Comment on ‘Oncological and Survival Endpoints in Cancer Cachexia Clinical Trials: Systematic Review 6 of the Cachexia Endpoint Series’ by Dajani et al.—The Authors' Reply

Cancer cachexia may be interpreted as a battle of an organism against a chronic attack on its integrity, resulting in a complex and potentially oscillating evolution of pathophysiological and clinical signs and symptoms. The apparent heterogeneity and variability of this syndrome so far have impeded the development of effective interventions and even precluded an agreement on the most important targets to monitor. The cachexia endpoint series was initiated to screen and search the evidence accumulated in randomized controlled anti-cachexia trials aiming to compare the type and value of different outcome parameters [1-6].

The analysis of oncological endpoints yielded a large heterogeneity in target populations, interventions and trial designs [2]. This, a prevalent lack of statistical rigour and the rarity of positive findings, prevented valid comparisons of interventions and endpoints. Importantly, only two out of 57 trials reported significant effects on a primary oncological outcome [7, 8], and due to statistical issues, both results need to be interpreted as exploratory.

We are thankful for the comments added to our findings by Kumar et al., which excellently amend our suggestions for the design of future anti-cachexia trials [9].

The deleterious effects of weight loss, sarcopenia and systemic inflammation on oncological outcomes are well known and observable in curative and palliative settings [10-15].

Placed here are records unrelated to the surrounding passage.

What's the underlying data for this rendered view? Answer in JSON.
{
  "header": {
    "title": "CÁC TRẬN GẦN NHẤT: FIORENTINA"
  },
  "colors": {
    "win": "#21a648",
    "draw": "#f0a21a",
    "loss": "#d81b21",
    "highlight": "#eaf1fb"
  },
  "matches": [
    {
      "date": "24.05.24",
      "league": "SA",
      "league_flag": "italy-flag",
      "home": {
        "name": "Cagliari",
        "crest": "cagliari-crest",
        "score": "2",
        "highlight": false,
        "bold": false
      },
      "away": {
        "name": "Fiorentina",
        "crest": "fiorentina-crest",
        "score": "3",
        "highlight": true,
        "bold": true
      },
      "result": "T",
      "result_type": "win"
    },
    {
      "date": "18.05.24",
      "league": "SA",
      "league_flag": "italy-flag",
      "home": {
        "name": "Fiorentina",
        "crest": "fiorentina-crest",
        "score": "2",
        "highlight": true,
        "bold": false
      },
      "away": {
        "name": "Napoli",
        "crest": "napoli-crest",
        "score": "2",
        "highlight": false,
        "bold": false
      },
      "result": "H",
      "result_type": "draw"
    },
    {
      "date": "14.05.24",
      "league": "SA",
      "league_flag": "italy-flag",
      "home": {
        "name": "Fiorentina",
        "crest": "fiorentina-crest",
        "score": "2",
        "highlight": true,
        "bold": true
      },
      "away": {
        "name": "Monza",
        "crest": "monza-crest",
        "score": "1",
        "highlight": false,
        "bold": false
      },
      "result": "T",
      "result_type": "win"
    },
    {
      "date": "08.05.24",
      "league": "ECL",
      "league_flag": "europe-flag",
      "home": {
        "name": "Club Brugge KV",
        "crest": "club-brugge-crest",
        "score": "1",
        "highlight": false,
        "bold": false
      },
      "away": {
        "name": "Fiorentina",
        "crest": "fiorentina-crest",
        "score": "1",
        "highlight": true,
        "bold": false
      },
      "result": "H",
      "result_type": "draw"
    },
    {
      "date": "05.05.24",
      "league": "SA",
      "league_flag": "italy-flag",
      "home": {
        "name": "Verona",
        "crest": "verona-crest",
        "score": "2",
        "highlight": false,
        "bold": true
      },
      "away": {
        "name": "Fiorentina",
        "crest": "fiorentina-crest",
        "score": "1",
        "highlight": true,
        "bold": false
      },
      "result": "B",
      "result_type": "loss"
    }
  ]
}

However, there is little information on whether anti-cachexia interventions are more effective in mild or more severe activity of the cachexia syndrome [16, 17].

Kumar et al. allude to the potential effect of combining or sequencing anti-cachexia and anti-cancer strategies [9]. In our analysis of 57 trials [2], there were only combined treatments, but none in sequence. However, when considering a treatment sequence, it may both appear suboptimal to delay oncological therapy while waiting for an anti-cachexia effect or to delay cachexia treatment until completing the oncological intervention. Another option would be interspersing anti-cachexia and anti-cancer activities.

Symptoms of cachexia are of prime relevance to the diseased subjects, and drug approval agencies increasingly require documentation of improvement in patient-reported outcomes (PRO) [18]. In fact, PRO are covered extensively in our endpoint series by Hjermstad et al. [3]. Due to a lack of respective data, analysing interactions between oncological endpoints and PROs was not possible in our review [2] and thus needs to be positioned as an important goal for newly designed trials.

Finally, we agree that when considering treatment options for cancer cachexia, the socioeconomic background is of major importance on a local and especially on a global scale. We thus urge to aim for low-cost and easily available but effective measures to improve nutritional and metabolic status. Comparing the 57 studies analysed, 49 were performed in high-income countries, while only 2 were from lower middle and 6 from upper middle income countries [19]. Unfortunately, judging differential effectivity is impossible from these data given the heterogeneity in trial design and the lack of effectivity in 55 of the 57 trials.

In conclusion, future trials targeting anti-cachexia interventions should be designed to (1) control for the degree of cachexia, interactions with anti-cancer therapies and socioeconomic settings and (2) compare effects on oncological with those on patient-reported outcomes.

J.A. has received personal fees for consultancy from Danone and Pfizer. R.J.E.S. has received personal fees for consultancy from Artelo, Actimed, Faraday and Helsinn. B.J.A.L. has received personal fees for consultancy from Artelo, Actimed, Faraday, Kyona Kirin and Toray.